Paolo Balboni (P.)

Paolo Balboni is Professor of Privacy, Cybersecurity, and IT Contract Law at the European Centre on Privacy and Cybersecurity (ECPC) within the Maastricht University Faculty of Law. He graduated with a degree in Law from the University of Bologna (Italy) in 2001 and completed his Ph.D. in Comparative Technology Law at Tilburg University (The Netherlands) in 2008.

His main research focus is Data Protection as a Corporate Social Responsibility (DPCSR), which can be used to help companies to responsibly further their economic targets and at the same time positively contribute to the development of a fair data-centric society. Looking more precisely at how businesses can consider fair practices, privacy, data protection and data security as assets, DPCSR furthers the concept of fairness by design where fairness is built into the design of data processing activities (services, applications, algorithms, and products that enable information/data processing).  

He supports the European Centre on Privacy and Cybersecurity (ECPC) in the development of the methodology and programme of graduate and certification courses, namely the: Data Protection Officer (DPO) Certification course; Data Protection Officer (DPO) Humanitarian Action Certification; Privacy Executive week; and the Advanced Master on Privacy and Cybersecurity LLM/MSc. He lectures on topics such as how to create an effective Data Protection Compliance Framework, Data Protection by Design and by Default, Cybersecurity, Data Protection Impact Assessments, Cloud Computing, Big data & Analytics, ICT and Data Protection Contracts, the Future of Privacy, and Blockchain.

In 2019, he was appointed as a Member of the EUMETSAT Data Protection Supervisory Authority. In 2021, he was appointed as a Member of the Europrivacy Board of Experts.  In 2022, he was appointed as Chairman of the European Patent Office (EPO) Data Protection Board and as a Member of the European Commission’s Expert Group on B2B data sharing and cloud computing contracts.  

Paolo is involved in several Horizon Europe projects including, Knowledge Technologies for Democracy (KT4D), which is investigating how democracy and civic participation can be better facilitated in the face of rapidly changing knowledge technologies - such as Artificial Intelligence (AI), ARIEN, which is focused on AI-based tools for discovering and investigating illegal drug production and trafficking, and EMPOWER, a Horizon 2020 project, which is creating a Big Data European Platform to Promote Wellbeing and Health in the workplace.  

Paolo furthermore advises the Dutch government on national matters concerning cybersecurity and privacy and in 2018 drafted the national Surinamese Privacy and Data Protection Law.
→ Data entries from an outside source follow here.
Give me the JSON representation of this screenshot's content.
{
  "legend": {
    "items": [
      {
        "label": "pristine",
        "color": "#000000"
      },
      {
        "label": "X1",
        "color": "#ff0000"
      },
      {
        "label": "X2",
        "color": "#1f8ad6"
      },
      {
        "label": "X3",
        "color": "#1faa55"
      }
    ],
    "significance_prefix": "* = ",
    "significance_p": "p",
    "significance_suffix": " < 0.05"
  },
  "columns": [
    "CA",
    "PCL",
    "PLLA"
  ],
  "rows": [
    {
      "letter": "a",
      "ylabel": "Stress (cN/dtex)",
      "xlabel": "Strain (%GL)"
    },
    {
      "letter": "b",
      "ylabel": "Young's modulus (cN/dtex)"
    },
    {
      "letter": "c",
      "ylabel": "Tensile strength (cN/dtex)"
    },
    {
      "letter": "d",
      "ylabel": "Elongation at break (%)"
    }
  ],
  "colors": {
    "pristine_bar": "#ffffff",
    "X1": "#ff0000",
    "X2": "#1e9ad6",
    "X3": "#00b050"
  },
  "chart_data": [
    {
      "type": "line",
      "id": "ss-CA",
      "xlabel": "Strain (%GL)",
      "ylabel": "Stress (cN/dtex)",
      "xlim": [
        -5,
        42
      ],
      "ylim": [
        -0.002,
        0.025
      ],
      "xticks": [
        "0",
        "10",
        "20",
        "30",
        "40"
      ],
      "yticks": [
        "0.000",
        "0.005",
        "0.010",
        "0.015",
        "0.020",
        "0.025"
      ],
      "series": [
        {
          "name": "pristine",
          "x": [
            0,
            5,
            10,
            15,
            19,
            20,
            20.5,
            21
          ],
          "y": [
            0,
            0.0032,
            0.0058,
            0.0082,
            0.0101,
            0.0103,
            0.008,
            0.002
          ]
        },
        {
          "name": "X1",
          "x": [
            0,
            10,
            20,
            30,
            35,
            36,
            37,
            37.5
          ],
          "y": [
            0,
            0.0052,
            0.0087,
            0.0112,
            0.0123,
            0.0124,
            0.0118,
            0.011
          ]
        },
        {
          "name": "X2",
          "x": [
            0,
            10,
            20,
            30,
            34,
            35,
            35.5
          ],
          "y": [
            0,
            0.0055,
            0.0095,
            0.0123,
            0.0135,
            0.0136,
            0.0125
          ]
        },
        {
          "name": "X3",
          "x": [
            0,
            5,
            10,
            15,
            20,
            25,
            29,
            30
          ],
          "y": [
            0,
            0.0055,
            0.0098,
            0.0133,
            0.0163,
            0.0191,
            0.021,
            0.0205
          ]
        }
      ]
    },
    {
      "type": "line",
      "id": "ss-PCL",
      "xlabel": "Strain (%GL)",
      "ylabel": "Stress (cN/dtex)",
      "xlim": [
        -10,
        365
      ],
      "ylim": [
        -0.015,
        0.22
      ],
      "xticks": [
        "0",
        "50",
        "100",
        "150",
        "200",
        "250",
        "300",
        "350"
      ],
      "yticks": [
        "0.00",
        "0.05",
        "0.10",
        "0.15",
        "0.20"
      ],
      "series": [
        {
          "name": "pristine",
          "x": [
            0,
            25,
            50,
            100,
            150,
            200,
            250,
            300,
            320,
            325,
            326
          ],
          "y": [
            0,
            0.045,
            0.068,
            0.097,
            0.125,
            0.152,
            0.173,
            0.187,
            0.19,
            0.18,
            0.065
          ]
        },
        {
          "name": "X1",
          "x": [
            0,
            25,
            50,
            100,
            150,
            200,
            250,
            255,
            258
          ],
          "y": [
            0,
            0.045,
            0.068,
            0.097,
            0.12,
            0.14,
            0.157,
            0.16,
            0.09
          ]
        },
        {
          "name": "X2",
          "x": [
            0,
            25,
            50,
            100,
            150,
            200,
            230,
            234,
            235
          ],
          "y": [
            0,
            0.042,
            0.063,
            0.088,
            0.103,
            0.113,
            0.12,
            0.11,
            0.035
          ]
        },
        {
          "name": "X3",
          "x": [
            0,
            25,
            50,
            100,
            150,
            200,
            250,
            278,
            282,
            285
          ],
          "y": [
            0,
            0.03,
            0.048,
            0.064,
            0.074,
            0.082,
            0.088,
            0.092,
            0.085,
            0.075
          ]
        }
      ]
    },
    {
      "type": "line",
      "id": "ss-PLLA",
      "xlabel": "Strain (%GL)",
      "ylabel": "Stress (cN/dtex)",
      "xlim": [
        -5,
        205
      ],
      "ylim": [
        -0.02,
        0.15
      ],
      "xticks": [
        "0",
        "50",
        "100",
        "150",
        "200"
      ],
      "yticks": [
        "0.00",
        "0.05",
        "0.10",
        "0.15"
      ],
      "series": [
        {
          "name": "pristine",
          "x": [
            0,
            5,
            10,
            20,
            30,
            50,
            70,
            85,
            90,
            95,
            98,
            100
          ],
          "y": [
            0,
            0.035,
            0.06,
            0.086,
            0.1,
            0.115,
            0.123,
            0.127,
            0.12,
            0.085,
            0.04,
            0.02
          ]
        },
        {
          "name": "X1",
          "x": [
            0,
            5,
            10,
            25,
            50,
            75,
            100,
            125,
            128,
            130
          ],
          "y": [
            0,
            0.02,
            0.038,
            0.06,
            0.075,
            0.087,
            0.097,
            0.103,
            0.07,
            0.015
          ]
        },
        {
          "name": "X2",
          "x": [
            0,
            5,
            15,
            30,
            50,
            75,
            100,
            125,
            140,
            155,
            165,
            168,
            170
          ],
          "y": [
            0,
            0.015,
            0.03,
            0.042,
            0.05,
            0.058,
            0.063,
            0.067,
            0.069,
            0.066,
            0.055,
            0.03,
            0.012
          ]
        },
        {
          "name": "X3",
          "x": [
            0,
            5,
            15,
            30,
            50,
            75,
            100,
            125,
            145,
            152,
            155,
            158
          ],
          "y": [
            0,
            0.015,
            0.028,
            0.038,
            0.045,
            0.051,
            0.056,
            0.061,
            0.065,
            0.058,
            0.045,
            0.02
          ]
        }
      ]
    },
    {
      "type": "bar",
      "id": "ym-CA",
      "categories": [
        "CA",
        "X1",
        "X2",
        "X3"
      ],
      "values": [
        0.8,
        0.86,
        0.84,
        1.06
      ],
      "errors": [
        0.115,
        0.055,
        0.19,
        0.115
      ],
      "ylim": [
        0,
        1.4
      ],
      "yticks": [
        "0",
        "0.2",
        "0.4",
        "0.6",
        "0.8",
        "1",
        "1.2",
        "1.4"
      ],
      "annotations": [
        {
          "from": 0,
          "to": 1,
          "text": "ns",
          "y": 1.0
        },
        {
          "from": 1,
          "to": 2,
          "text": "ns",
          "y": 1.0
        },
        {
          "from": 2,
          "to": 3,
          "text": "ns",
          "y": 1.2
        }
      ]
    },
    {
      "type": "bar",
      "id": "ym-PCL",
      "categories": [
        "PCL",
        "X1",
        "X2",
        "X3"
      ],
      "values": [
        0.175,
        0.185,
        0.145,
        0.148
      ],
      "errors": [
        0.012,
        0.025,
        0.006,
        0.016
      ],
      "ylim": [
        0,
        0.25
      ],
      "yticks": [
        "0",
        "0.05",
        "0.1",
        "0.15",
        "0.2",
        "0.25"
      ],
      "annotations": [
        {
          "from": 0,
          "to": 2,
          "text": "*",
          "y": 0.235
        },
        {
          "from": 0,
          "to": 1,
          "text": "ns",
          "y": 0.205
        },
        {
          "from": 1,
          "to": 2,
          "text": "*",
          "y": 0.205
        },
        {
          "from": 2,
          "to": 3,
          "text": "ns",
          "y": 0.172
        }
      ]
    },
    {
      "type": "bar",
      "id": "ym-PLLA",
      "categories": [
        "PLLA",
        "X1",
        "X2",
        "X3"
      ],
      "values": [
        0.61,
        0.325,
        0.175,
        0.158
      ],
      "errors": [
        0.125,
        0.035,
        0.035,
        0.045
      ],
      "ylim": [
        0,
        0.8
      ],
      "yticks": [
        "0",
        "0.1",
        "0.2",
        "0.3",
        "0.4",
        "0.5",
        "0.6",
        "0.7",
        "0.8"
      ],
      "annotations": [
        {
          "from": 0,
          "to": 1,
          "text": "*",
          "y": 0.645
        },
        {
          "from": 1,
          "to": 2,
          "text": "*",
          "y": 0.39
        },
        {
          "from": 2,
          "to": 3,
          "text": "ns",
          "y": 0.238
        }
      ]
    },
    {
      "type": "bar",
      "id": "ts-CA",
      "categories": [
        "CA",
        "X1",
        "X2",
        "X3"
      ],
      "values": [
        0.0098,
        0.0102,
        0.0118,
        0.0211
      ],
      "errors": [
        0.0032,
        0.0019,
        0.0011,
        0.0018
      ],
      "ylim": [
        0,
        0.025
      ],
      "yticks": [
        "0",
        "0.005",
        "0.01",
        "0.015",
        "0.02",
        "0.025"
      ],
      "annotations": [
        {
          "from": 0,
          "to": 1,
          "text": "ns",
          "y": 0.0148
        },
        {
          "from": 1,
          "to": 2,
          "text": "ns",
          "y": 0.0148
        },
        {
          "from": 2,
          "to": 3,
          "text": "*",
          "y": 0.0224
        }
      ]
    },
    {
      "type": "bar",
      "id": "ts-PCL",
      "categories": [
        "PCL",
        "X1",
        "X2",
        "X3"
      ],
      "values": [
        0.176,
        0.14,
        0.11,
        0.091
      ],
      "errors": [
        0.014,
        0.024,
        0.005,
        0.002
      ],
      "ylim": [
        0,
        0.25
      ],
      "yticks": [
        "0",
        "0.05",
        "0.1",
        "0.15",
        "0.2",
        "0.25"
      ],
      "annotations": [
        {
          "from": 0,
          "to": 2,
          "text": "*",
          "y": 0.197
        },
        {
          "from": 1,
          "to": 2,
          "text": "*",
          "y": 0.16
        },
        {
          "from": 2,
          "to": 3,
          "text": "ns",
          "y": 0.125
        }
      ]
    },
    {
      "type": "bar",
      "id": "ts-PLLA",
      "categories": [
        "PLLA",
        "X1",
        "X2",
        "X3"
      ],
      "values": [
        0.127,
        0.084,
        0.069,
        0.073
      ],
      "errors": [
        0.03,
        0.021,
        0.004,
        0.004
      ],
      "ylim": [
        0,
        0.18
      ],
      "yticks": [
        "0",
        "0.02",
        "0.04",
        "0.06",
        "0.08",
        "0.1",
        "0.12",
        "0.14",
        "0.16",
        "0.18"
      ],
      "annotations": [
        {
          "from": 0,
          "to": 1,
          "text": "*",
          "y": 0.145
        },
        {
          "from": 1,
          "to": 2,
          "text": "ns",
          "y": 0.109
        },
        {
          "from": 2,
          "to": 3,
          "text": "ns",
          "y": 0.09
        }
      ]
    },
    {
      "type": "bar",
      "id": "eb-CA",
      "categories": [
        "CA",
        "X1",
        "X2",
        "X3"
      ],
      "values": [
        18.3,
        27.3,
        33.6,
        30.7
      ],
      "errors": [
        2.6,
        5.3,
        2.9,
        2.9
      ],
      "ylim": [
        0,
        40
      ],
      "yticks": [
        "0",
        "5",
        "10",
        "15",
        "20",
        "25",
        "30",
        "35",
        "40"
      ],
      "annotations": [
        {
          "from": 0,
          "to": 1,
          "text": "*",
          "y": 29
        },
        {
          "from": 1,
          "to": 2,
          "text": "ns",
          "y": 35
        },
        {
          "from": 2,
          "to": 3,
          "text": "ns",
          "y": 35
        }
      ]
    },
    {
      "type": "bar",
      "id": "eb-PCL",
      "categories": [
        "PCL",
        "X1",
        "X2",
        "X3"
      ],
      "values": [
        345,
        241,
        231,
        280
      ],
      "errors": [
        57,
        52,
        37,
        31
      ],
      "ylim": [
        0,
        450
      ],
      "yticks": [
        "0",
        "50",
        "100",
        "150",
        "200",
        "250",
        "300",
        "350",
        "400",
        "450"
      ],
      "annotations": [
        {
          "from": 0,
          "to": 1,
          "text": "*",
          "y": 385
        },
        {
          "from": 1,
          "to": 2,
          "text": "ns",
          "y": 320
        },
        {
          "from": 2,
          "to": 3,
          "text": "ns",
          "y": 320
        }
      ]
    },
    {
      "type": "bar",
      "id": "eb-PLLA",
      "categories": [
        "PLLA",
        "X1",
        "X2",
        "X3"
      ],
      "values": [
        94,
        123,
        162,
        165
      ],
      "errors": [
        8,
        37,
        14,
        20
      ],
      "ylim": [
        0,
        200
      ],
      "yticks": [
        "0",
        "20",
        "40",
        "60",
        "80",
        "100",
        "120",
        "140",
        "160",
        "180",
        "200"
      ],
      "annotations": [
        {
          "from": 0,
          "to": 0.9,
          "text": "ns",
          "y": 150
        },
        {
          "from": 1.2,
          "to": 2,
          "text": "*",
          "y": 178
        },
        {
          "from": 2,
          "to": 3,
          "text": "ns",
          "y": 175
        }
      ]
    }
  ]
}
He is the author of the book Trustmarks in E-Commerce: The Value of Web Seals and the Liability of their Providers (T.M.C Asser Press), and of numerous chapters in international books and  journal articles published in leading international peer-reviewed journals on the topics of Data Protection by Design, Cloud Computing, Big Data and Smart Analytics, Online Seals, Legal Aspects of Blockchain Technology: Smart Contracts, Intellectual Property and Data Protection’, ‘Law Enforcement Agencies Access to Data’, and ‘The Relationship Between Personal Data Protection And Use Of Information In Order To Fight Online-Terrorist Propaganda, Recruitment, And Radicalization’.

Qualified lawyer admitted to the Milan Bar (Italy) as well as registered under Section 16h of the Act on Advocates at the Amsterdam Bar (The Netherlands), Paolo is a Founding Partner of ICT Legal Consulting (ICTLC), a law firm with offices in Milan, Rome, Bologna, Amsterdam, Madrid, Athens, Helsinki, Paris, Lagos and Melbourne and Partner Law Firms in  more than 50 countries around the world. Together with his team he advises clients in the fields of Personal Data Protection, Data Security, Information and Communication Technology and Intellectual Property Law, also acting as Data Protection Officer in outsourcing.

He co-chairs the Privacy Level Agreement (PLA) Working Group of Cloud Security Alliance and has acted as the legal counsel for the European Network and Information Security Agency (ENISA) projects on ‘Cloud Computing Risk Assessment’, ‘Security and Resilience in Governmental Clouds’, and ‘Procure Secure: A guide to monitoring of security service levels in cloud contracts’.

He speaks Italian, English and Dutch fluently and has good knowledge of French, Spanish, and German.